Estefanía tiene 39 años, es wedding planner y reconoce que su trabajo le ha enseñado mucho más de lo que parece a la hora de preparar el coche en Navidad. “Organizar una boda es como jugar al Tetris a gran escala”, explica entre risas. Y esa misma lógica la aplica cada año cuando sale a comprar los regalos de Reyes: planificación, orden y aprovechamiento máximo del espacio para que todo encaje sin dramas ni sorpresas de última hora.
1La experiencia profesional aplicada al maletero
Para Estefanía, la clave está en no improvisar. “Nunca salgo a por los regalos de Reyes sin pensar antes cómo los voy a colocar en el coche”, asegura. Su experiencia como wedding planner le ha enseñado que cualquier espacio, por limitado que parezca, puede aprovecharse si se analiza bien.
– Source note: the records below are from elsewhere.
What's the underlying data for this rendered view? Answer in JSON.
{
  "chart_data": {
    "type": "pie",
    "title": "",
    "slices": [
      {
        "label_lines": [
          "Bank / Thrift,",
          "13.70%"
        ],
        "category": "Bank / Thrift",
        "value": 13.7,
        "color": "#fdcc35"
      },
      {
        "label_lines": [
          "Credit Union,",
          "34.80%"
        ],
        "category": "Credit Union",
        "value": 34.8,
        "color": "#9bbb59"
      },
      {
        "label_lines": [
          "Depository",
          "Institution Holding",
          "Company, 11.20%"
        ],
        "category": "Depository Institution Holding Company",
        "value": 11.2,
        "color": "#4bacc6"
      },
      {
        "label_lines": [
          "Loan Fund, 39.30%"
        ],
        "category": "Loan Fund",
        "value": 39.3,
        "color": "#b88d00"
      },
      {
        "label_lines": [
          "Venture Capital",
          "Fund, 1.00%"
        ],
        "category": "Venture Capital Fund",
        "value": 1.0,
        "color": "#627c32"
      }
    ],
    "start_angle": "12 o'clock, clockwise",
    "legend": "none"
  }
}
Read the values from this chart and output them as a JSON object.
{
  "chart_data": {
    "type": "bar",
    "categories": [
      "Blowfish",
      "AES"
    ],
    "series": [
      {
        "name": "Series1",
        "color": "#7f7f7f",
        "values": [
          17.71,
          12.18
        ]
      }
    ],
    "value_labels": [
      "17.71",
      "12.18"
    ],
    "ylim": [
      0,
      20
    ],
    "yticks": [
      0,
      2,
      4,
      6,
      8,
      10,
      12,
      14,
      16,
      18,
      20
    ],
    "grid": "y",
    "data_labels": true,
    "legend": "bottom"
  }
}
Y el maletero no es una excepción.
Antes incluso de empezar la ruta de compras, hace un pequeño inventario mental: qué regalos son voluminosos, cuáles pesan más y cuáles pueden adaptarse a huecos pequeños. “Es exactamente igual que montar un seating plan o distribuir mesas en un salón”, explica. Esa planificación previa evita tener que forzar el cierre del maletero o acabar colocando paquetes en los asientos traseros de forma insegura.